AVP protects against
Agent reads forbidden credentials
Profile-based allow/deny/redact filters credentials before the agent sees them
Credentials exposed on disk
AES-256-GCM encryption at rest with scrypt key derivation and per-file random salts
No visibility into agent access
Immutable audit trail logs every decision before enforcement
Runaway agent sessions
TTL enforcement with automatic revocation and emergency kill switch
AVP does NOT protect against
Compromised host OS
If an attacker has root access, they can read process memory or modify binaries. AVP relies on OS-level security.
Malicious agent with code execution
An agent could attempt to read /proc/self/environ or similar.
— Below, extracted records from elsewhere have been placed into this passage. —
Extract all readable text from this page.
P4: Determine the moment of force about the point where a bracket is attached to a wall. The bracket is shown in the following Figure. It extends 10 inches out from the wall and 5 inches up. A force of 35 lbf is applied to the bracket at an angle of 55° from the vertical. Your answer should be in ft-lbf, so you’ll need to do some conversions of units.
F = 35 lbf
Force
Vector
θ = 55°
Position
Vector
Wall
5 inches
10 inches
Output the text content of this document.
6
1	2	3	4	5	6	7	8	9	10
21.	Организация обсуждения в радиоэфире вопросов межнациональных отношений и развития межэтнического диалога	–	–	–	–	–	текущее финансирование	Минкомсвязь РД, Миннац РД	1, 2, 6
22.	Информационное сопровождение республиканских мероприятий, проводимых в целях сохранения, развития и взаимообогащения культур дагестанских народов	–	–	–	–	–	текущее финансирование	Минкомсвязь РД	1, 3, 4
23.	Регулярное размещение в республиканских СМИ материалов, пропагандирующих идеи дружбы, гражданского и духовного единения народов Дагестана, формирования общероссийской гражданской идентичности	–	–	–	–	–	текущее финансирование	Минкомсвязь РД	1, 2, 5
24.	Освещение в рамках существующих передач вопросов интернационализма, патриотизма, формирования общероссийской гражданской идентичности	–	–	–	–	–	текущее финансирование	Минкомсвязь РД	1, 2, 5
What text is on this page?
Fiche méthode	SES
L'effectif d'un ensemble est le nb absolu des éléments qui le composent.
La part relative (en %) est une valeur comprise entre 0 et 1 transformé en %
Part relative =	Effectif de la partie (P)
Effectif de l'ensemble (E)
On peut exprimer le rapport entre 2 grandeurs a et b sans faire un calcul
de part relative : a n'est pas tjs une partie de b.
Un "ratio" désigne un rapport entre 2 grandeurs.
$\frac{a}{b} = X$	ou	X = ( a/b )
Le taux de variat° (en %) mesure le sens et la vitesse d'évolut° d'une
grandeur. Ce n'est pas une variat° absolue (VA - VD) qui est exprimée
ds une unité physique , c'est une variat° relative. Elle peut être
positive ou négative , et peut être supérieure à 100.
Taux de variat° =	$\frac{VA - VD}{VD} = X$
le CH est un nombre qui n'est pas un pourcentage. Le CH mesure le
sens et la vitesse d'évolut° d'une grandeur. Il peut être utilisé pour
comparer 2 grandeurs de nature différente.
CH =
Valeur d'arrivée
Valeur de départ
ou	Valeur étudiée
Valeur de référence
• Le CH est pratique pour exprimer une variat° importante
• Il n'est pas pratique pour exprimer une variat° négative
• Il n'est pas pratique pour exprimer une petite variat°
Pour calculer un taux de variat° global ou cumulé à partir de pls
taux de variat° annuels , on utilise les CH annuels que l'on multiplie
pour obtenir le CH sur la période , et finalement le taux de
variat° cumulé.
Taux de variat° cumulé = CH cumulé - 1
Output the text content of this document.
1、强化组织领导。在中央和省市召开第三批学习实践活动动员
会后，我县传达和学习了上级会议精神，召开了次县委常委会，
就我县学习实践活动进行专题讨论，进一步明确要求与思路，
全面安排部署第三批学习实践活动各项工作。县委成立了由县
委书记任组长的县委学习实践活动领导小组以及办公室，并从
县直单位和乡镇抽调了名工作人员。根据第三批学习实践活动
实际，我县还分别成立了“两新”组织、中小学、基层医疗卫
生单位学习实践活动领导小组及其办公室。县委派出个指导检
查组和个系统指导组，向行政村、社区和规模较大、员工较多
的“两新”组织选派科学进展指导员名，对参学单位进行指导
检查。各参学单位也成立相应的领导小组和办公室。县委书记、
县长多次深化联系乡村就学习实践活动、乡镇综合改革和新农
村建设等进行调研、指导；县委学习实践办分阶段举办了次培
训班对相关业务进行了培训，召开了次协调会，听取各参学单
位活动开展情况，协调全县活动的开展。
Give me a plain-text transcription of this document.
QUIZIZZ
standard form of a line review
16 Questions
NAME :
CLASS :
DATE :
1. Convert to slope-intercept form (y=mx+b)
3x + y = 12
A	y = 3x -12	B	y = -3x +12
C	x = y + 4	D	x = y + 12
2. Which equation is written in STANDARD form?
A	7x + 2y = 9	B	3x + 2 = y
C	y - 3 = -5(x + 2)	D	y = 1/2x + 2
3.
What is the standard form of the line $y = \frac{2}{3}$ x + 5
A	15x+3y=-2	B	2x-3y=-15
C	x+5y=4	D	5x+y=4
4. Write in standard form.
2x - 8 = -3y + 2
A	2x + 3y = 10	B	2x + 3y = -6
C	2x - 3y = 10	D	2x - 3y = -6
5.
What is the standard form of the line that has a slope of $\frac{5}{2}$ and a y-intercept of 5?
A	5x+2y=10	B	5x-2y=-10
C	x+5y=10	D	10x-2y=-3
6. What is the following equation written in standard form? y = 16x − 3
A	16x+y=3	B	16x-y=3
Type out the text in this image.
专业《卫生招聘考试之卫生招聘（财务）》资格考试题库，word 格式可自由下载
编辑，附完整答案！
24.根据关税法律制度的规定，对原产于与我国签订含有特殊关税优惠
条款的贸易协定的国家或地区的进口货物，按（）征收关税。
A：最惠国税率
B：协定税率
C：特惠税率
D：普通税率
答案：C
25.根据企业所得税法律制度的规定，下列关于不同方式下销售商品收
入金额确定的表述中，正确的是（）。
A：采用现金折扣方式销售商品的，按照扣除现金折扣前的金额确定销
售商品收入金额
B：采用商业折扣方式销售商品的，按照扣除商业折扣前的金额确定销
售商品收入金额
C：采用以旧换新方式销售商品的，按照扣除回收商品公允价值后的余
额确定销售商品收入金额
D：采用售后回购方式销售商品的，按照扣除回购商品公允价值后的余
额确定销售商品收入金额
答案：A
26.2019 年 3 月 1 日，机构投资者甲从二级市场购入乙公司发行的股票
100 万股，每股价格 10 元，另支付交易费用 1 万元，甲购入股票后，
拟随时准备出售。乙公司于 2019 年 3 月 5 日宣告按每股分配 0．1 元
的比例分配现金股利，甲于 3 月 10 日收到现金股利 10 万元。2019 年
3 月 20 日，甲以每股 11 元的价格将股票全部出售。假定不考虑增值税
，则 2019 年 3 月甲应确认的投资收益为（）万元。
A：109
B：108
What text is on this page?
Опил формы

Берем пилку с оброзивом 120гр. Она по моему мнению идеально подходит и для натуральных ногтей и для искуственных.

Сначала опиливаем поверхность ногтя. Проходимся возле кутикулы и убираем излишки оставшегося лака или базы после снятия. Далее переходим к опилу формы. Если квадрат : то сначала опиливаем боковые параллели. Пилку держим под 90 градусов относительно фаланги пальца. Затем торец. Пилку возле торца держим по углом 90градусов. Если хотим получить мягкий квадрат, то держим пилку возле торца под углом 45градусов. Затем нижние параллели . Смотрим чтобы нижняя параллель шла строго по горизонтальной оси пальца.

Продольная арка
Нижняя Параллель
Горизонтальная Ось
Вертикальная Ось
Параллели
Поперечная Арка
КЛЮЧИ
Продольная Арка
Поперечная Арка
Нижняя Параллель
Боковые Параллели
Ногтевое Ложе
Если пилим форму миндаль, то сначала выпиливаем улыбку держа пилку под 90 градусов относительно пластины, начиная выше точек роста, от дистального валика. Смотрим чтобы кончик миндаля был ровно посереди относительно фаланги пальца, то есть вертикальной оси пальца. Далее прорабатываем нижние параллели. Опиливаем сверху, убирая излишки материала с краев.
Use OS sandboxing for high-security deployments.
Side-channel attacks on encryption
AES-256-GCM and scrypt are well-studied but AVP does not mandate constant-time implementations.
Brute-force of weak passphrases
scrypt provides computational resistance, but a weak passphrase remains vulnerable.
Resources
Everything you need to understand, implement, and extend AVP.
GitHub: inflectiv/agentvaultprotocol
Reference implementation, source code, issues, and discussions. Start here.
Open Protocol Governance
AVP is an open standard published by Inflectiv and designed for framework-agnostic adoption.
Changes to the protocol are proposed, reviewed, and tracked publicly through GitHub and future AVP Improvement Proposals.